If three teams maintain different versions of the same tracker, the workaround has outgrown spreadsheet land.
When bottlenecks repeat at volume, operator discoveries become build priorities. See Every Operational Bottleneck Eventually Becomes a Software Problem.
Where Software Starts to Matter
Software matters when operator workarounds hit limits.
Volume grows.
Ownership blurs.
Version control breaks.
Revenue exposure rises.
That is the handoff point from operator discovery to engineered system.
Good builds preserve what operators already proved manually:
- The fields that matter
- The ranking logic that matches reality
- The review steps that prevent rework
- The ownership map that closes loops
Developers add durability, integration, and scale.
Operators supply the truth model.
The best internal tools start as operator workarounds that survived contact with real volume.

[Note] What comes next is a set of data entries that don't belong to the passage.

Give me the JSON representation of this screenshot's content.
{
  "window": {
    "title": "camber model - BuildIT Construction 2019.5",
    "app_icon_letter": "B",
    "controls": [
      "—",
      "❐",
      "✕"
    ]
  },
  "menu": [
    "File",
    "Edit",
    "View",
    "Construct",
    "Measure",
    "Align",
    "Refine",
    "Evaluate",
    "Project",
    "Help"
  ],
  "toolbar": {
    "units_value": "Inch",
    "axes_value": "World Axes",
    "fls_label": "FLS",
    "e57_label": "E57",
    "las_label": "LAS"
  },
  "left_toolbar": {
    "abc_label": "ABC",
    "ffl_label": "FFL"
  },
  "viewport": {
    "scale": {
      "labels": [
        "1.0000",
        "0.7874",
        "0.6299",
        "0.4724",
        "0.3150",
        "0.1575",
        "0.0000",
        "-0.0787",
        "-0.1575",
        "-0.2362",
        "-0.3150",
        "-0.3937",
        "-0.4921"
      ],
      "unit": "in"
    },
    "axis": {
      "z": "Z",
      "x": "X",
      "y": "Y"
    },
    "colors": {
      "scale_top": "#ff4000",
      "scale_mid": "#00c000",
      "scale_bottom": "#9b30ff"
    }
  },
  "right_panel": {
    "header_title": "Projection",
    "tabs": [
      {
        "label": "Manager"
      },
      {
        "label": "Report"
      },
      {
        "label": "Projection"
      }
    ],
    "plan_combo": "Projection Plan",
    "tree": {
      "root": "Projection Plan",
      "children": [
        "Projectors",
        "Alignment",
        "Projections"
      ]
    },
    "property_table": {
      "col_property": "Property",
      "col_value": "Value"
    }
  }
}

For when internal software earns its cost, see When to Build Internal Ecommerce Software.
Conclusion
Great software starts with operational understanding, not technical complexity.
Operators make great software builders because they already tested the workflow in production.
They know the friction.
They built the first workaround.
They watched what broke at scale.
Start there.
Codify what worked manually.
Then build the system that holds it.
That is how internal tools become infrastructure instead of another shelf product nobody uses.
Pair operators with builders early
The best internal software projects start with operator discovery sessions, not feature brainstorms.
Walk through ten recent issues together.
Watch where work waits.
Capture the workaround already in use.
Then build software that formalizes what operators already proved manually.
Technical complexity comes later.
Operational truth comes first.
Give operators a direct line to the build.
Not a quarterly feedback form.
Not a requirements workshop without live issues on screen.
The best internal tools are co-designed with the people who already built the workaround.
That partnership is the competitive advantage most software projects miss.
Operators do not need to write code to be builders.
They need to be in the room when the system is shaped.
Their friction is the roadmap.
Their workaround is the prototype.
Their adoption is the launch metric.
When operators stop maintaining the side spreadsheet because the tool replaced it, you built the right thing.
When they maintain both, you built another layer.
Watch which one they open first.
That tells you everything.
Dashboards built without operator input often report the wrong problem. See Why Most Ecommerce Dashboards Fail.
Context switching across tools is a sign the workaround outgrew manual mode. See Why Context Switching Is Killing Operational Productivity.
Build with operators, not just for them.
That is the difference between software people use daily and software people tolerate.
Great software starts with operational understanding, not technical complexity.